The AHRC report shows a positive ROI for managing pregnancy in the workplace and the benefits of increased gender diversity in terms of better efficiency, performance and innovation; increased access to the female talent pool; and improvements to organisational reputation.
It’s a win-win.
Women in Tech Startups
I’m certainly not your stereotypical startup entrepreneur, as a woman, in her 40’s and a mum! But I’m joining an increasing number of women founders, as highlighted in the 2017 Start Up Muster report that shows 24.5% of tech startups were founded by women in 2017, up from 23.5% the following year.
As the top accelerator in Australia, BlueChilli continues to push boundaries and set new benchmarks. As a woman, outside of BlueChilli I would be a minority, but the Amatil X Xcelerate program is proudly 55:45% of men:women in their founder representation.
The number of female-founded companies receiving investment is still low on a global scale, with an average of only 4.4% receiving VC investment. Women-led ventures are highly underfunded, even though (funded) female founders deliver 35% higher ROI than male led firms.
The good news is that Australian venture capitalists are investing more and more in female founders, with latest stats suggesting 26% of investment went to female founders or co-founders.
In addition, current research shows that the most successful startups are founded on average at 45 years old, and those with prior experience in the same narrow industry as their startup were 85% more likely to be highly successful.
So as a 40-something woman who has worked in this niche for over a decade, and as a mother who has a deep understanding and passion to create change for working parents, I believe I have a fighting chance of success.
What Success Looks Like
The tech world moves so fast. We aren’t building the end product, we’re building an MVP (minimum viable product) that early adopters (I like to call them “progressive business partners”) can pilot.

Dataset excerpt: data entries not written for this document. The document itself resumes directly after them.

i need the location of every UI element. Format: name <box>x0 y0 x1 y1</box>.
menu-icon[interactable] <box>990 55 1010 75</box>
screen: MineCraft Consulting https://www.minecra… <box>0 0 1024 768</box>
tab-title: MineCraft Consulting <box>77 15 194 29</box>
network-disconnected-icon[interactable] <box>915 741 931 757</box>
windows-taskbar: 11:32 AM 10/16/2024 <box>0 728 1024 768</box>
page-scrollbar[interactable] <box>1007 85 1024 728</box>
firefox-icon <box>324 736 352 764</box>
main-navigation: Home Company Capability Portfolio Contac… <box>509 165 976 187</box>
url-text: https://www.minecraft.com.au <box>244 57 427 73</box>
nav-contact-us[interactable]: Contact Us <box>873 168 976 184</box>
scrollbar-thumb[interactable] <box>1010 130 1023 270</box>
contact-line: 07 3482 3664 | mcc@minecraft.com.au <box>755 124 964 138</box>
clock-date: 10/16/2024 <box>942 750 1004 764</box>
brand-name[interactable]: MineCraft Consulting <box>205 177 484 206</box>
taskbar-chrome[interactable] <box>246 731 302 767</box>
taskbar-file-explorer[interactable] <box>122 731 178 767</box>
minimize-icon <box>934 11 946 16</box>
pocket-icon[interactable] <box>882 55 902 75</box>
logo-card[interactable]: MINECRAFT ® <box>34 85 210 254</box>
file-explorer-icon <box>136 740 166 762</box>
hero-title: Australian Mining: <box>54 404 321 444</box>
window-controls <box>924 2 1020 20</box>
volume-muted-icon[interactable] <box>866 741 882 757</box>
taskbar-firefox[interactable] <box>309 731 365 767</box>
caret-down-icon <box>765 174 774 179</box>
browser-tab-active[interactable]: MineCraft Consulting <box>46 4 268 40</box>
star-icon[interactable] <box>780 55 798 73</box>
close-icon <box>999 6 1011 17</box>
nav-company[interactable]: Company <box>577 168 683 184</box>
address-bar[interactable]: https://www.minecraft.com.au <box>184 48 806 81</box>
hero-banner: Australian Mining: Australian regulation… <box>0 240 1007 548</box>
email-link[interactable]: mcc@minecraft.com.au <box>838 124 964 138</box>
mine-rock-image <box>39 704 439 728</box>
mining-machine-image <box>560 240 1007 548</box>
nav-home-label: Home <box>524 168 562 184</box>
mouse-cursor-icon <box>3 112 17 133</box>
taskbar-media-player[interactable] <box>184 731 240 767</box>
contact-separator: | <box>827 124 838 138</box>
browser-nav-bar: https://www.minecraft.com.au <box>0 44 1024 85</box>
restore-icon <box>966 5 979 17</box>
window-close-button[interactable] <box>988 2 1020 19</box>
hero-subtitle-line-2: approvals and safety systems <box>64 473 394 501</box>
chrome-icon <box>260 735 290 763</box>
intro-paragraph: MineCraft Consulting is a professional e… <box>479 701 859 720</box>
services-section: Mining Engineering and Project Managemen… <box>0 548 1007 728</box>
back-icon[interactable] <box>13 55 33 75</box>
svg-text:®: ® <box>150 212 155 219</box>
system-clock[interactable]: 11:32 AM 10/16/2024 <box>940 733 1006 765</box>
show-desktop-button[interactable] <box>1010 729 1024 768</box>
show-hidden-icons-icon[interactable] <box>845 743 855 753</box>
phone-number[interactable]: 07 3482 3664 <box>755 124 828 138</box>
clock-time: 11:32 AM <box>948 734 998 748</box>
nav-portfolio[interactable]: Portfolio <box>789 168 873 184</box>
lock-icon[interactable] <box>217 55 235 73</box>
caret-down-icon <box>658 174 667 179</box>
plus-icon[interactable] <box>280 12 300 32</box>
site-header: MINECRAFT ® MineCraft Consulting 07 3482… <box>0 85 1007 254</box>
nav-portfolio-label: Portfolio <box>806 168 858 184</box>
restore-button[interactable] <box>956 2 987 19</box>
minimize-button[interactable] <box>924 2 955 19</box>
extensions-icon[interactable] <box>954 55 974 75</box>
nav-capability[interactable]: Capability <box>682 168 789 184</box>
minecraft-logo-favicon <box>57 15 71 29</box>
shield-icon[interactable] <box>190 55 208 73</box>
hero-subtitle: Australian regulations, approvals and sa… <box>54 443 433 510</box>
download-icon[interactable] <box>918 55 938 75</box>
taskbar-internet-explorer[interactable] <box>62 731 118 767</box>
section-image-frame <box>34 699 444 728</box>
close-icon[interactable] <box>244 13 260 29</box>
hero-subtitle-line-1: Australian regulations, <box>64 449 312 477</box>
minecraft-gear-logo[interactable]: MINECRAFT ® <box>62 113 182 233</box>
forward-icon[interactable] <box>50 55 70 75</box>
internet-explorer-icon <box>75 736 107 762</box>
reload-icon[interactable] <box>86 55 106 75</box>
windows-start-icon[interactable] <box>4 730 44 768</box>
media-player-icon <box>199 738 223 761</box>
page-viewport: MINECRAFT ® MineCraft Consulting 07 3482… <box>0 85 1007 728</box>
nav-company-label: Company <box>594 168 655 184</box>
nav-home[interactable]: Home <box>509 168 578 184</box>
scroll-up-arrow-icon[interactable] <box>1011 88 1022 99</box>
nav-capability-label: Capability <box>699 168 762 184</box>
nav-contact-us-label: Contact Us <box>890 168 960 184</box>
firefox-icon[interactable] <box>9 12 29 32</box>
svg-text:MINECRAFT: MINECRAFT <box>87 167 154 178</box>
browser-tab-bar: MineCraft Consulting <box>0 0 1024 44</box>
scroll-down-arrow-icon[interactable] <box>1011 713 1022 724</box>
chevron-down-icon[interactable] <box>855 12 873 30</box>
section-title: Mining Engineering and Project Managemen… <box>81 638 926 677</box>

In tandem with our partners we’re iterating and testing, then iterating and testing some more to develop a product organisations want to use – and that will actually make a difference.
We launched phase one on 3rd September and are actively seeking organisations to pilot with us. If you’re an employer who wants to enhance engagement and experience of employees during parental leave (and in doing so address gender equity), please get in touch.
BlueChilli are excited to build startups that herald real change within our communities.
That’s why Triiyo exists. To achieve systemic change for working parents by increasing women’s opportunity to participate in the workforce post parental leave, and by including men we’re driving gender parity, enabling all carers to participate fully in work and at home.